Sevginin, Korkunun ve Umudun Hikayesi – Gamze Güven - Sevdalım Hayat
Sevginin, Korkunun ve Umudun Hikayesi – Gamze Güven

Sevginin, Korkunun ve Umudun Hikayesi – Gamze Güven

Paylaş

Kutsal olan sevgidir, her iyilik, her güzellik bununla birlikte gelir. Çalışarak yaratarak, mutluluk bunlardan sonra gelir  (syf.224)

Sevmek insanları yalansız riyasız; bir kuşu, bir köpeği karşılıksız; bir çiçeği hatta bir nesneyi sebepsiz sevmek… Sevgidir insanı var eden, sevmektir insanı insan yapan ve bizi bu hayata bağlayan.

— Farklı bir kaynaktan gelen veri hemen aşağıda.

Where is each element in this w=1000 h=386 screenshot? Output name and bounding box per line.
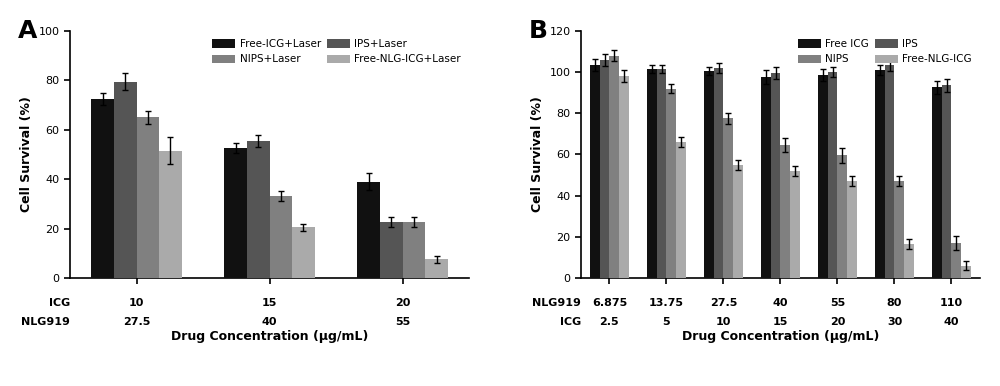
Text: 20: 20: [395, 298, 410, 308]
Bar: [847, 181, 857, 278]
Bar: [951, 243, 961, 278]
X-axis label: Drug Concentration (μg/mL): Drug Concentration (μg/mL): [682, 330, 879, 343]
Text: 55: 55: [395, 317, 410, 327]
Bar: [733, 165, 743, 278]
Text: 110: 110: [940, 298, 963, 308]
X-axis label: Drug Concentration (μg/mL): Drug Concentration (μg/mL): [171, 330, 368, 343]
Bar: [961, 266, 971, 278]
Bar: [380, 222, 403, 278]
Bar: [647, 69, 657, 278]
Text: NLG919: NLG919: [21, 317, 70, 327]
Bar: [137, 117, 159, 278]
Bar: [932, 88, 942, 278]
Text: NLG919: NLG919: [532, 298, 581, 308]
Bar: [676, 142, 686, 278]
Text: 30: 30: [887, 317, 902, 327]
Bar: [761, 77, 771, 278]
Bar: [425, 259, 448, 278]
Bar: [818, 75, 828, 278]
Bar: [270, 196, 292, 278]
Bar: [247, 141, 270, 278]
Text: 15: 15: [262, 298, 277, 308]
Bar: [292, 227, 315, 278]
Legend: Free-ICG+Laser, NIPS+Laser, IPS+Laser, Free-NLG-ICG+Laser: Free-ICG+Laser, NIPS+Laser, IPS+Laser, F…: [209, 36, 464, 68]
Bar: [224, 148, 247, 278]
Bar: [894, 181, 904, 278]
Text: 2.5: 2.5: [600, 317, 619, 327]
Bar: [942, 85, 951, 278]
Bar: [704, 71, 714, 278]
Bar: [657, 69, 666, 278]
Bar: [619, 76, 629, 278]
Text: 80: 80: [887, 298, 902, 308]
Bar: [904, 244, 914, 278]
Text: 10: 10: [716, 317, 731, 327]
Bar: [609, 56, 619, 278]
Text: A: A: [18, 19, 37, 42]
Bar: [875, 70, 885, 278]
Text: 40: 40: [262, 317, 277, 327]
Text: 55: 55: [830, 298, 845, 308]
Text: 5: 5: [663, 317, 670, 327]
Text: ICG: ICG: [49, 298, 70, 308]
Text: 6.875: 6.875: [592, 298, 627, 308]
Legend: Free ICG, NIPS, IPS, Free-NLG-ICG: Free ICG, NIPS, IPS, Free-NLG-ICG: [795, 36, 975, 68]
Bar: [723, 119, 733, 278]
Bar: [666, 88, 676, 278]
Bar: [790, 171, 800, 278]
Text: 10: 10: [129, 298, 144, 308]
Bar: [600, 60, 609, 278]
Text: 40: 40: [944, 317, 959, 327]
Bar: [780, 145, 790, 278]
Bar: [885, 65, 894, 278]
Bar: [357, 181, 380, 278]
Bar: [828, 72, 837, 278]
Text: 20: 20: [830, 317, 845, 327]
Y-axis label: Cell Survival (%): Cell Survival (%): [531, 96, 544, 212]
Bar: [714, 68, 723, 278]
Text: 15: 15: [773, 317, 788, 327]
Text: 27.5: 27.5: [123, 317, 150, 327]
Bar: [91, 99, 114, 278]
Bar: [837, 156, 847, 278]
Text: 27.5: 27.5: [710, 298, 737, 308]
Bar: [771, 73, 780, 278]
Bar: [159, 151, 182, 278]
Y-axis label: Cell Survival (%): Cell Survival (%): [20, 96, 33, 212]
Text: B: B: [529, 19, 548, 42]
Text: 40: 40: [773, 298, 788, 308]
Text: ICG: ICG: [560, 317, 581, 327]
Bar: [114, 81, 137, 278]
Bar: [403, 222, 425, 278]
Bar: [590, 65, 600, 278]
Text: 13.75: 13.75: [649, 298, 684, 308]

Çıplak Deniz Çıplak Ada’yı okurken kitabın başından sonuna kadar her sayfada hissettiğim  en yoğun duygu ‘’sevgiydi’’. Yerden göğe kadar ellerinin dokunduğu, gözlerinin gördüğü, gönüllerinin değdiği, herkese, her şeye duyulan sevgi sarmalıyor ada sakinlerini, tıpkı adayı kuşatan mor menekşelerin kokusu gibi. Hoş o kokuyu da insan beş duyu organlarından birinin sayesinde değil de gönlü ile duymuyor muydu?
Bu kadar sevgi dolu olmasalardı duyabilirler miydi menekşelerin kokusunu, görebilirler miydi adanın tüm güzelliklerini, hissedebilirler miydi ölen evlatları ile birlikte yiten nice evlatların acılarını içlerinde. Sürüldükleri vatanlarını bu kadar sevmeselerdi, cennet gibi bir adada yaşarken hala vatan hasreti çöreklenir miydi içlerine?

Aynı şekilde, sevmeselerdi kaybetmekten korkarlar mıydı bu kadar? Bazen korkuya da neden oluyordu sevmek. Canını çok sevdi Kavlakoğlu, kaybetmekten korktu. Korku ölümden beterdi. O kadar seviyordu ki canını, korkuyla yaşamayı ölmeye yeğledi. Ama bilemedi bu korku onun cezasıydı.

…yeter ki bir insanın yüreğine korku çöreklenmesin. Yüreğine korku saplanmış hiç kimse hiçbir yerden korkudan kurtulamaz. Yüreğinde korkuyla yaşayanlar yaşamış sayılmazlar… (syf.151)

Bazen vatan demekti sevmek. Vatanını sevdi İsmail, gülleleri tam on ikiden vurdu düşman gemilerini. Bırakmadı geriye vatanından onu alıkoyacak kimseyi. Hepsini denize döktü, nam saldı yiğitliğiyle. Kahraman dediler ona ama o kahramanlıktan çok insanı sevdi. Sessizce oturup ağladı attığı her gülle için. Merhametti, İsmail’in içinde sevgiyle bütünleşen. Öldürülen insan düşman bile olsa insandı. Ne gerek vardı? Neden vardı mübadele? Olmasaydı.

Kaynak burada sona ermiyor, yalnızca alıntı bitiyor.